What else we’re reading
Hong Kong’s legal system bears the scars of security law After Beijing imposed its national security law in Hong Kong last year, many businesspeople believed the changes would spare the territory’s courts, which are modelled on the UK’s common law legal system. But one year on, analysts said the law was rapidly undermining legal norms in the city.
China’s rival to Boeing and Airbus set to join battle for the skies The launch of China’s first passenger jet, the single-aisle C919, will see an industry dominated by Europe’s Airbus and its US rival Boeing face a new, deep-pocketed and politically connected competitor: state-backed aerospace champion Comac.
America’s history wars, race and the flag Should history make you proud or ashamed? Unapologetically nationalist or penitentially iconoclastic, asks Simon Schama. History is neither in the business of self-congratulation nor self-flagellation. It is in the truth business. America’s founding myths did not begin with “woke” activists, but were there from the start, he writes.

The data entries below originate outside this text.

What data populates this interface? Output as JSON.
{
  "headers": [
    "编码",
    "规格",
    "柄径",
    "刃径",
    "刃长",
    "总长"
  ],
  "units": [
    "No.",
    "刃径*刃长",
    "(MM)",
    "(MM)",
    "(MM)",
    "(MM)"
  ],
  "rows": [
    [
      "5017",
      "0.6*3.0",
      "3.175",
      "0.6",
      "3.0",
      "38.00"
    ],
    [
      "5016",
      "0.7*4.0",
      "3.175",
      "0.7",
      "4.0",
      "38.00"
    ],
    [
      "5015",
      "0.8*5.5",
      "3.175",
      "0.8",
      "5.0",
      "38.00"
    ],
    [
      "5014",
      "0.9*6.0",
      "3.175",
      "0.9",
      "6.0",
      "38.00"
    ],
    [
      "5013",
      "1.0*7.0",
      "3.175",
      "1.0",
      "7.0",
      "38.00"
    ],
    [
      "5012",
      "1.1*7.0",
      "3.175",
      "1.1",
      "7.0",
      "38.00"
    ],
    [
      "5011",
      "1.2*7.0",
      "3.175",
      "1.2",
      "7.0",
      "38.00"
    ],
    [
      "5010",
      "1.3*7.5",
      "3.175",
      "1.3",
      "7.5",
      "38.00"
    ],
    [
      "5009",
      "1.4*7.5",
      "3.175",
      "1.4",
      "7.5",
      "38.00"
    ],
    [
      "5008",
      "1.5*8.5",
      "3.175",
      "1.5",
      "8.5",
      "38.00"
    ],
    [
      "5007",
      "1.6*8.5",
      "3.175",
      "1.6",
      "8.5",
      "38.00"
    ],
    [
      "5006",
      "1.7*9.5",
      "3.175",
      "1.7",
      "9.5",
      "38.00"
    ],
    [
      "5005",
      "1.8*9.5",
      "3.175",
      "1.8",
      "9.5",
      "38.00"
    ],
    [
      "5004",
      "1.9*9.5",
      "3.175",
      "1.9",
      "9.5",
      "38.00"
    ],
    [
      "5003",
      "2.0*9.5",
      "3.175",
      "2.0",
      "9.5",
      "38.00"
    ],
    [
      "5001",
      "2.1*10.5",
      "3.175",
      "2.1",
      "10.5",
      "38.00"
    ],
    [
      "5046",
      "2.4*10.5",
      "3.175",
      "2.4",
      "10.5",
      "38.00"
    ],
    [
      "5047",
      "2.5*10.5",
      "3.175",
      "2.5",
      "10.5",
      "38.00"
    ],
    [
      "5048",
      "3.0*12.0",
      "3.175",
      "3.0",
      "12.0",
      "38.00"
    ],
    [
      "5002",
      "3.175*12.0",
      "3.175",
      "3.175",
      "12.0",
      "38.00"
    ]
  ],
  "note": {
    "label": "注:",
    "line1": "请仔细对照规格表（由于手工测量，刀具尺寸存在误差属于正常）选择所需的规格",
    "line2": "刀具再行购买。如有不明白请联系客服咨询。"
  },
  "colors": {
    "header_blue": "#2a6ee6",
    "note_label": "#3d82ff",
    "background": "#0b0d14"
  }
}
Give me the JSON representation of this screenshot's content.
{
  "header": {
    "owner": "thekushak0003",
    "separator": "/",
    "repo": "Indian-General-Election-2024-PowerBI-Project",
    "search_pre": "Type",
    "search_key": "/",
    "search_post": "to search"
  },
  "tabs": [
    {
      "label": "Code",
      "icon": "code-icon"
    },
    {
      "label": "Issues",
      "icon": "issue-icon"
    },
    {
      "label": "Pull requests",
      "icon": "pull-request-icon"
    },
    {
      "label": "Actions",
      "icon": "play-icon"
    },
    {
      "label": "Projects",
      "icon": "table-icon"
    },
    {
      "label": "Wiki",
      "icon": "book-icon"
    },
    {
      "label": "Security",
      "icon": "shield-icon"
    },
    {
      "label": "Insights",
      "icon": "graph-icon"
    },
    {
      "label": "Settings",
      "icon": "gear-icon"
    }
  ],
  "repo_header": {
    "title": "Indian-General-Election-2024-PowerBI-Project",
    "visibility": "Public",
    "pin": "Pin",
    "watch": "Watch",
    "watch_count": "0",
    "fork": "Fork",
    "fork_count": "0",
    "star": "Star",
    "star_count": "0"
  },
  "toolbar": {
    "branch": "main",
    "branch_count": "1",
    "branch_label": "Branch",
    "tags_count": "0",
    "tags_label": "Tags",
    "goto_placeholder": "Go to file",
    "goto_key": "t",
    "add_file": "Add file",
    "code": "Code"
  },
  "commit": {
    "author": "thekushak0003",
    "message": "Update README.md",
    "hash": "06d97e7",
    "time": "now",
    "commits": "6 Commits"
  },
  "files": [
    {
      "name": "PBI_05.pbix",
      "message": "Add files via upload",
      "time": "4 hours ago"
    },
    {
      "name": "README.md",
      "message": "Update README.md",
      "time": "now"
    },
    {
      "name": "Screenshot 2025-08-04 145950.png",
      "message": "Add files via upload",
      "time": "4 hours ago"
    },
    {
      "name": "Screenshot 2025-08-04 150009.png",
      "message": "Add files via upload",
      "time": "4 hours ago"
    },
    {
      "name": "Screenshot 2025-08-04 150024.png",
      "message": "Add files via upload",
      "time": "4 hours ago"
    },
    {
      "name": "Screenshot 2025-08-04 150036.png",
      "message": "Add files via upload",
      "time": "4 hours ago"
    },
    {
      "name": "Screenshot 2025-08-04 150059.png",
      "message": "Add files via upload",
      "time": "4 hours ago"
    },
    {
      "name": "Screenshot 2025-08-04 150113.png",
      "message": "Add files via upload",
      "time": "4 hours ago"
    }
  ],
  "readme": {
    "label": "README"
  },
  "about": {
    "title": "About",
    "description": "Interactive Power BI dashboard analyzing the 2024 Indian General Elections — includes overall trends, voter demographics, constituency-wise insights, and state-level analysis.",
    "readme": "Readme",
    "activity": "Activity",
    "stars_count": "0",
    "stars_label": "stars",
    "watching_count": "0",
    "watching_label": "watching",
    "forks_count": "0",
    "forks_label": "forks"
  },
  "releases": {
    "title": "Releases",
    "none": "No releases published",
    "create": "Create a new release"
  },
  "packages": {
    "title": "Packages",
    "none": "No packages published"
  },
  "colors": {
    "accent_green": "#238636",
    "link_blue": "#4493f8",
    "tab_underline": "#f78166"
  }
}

Tell me lies, tell me sweet little VIEs Back in the halcyon days of October 2019, Alphaville performed a thought experiment: given the legal grey area that variable interest entities (the structure that allows Chinese businesses to list on US exchanges) operate in, what would happen if China decided to just ban them outright? It was a bit of a mad idea — until this week, writes Jamie Powell.
How to prepare for life after an intense career Assumptions about the traditional career path, and its duration, have been overthrown. Nearing retirement presents an opportunity to develop skills. Here’s a guide on how to prepare for “the third age”.
Luxury brands are increasingly moving from couture to cosmetics to attract new, often younger, consumers who cannot necessarily afford a €3,000 handbag. But the roots for this diversification stretch back a century to the launch of Coco Chanel’s N°5 perfume.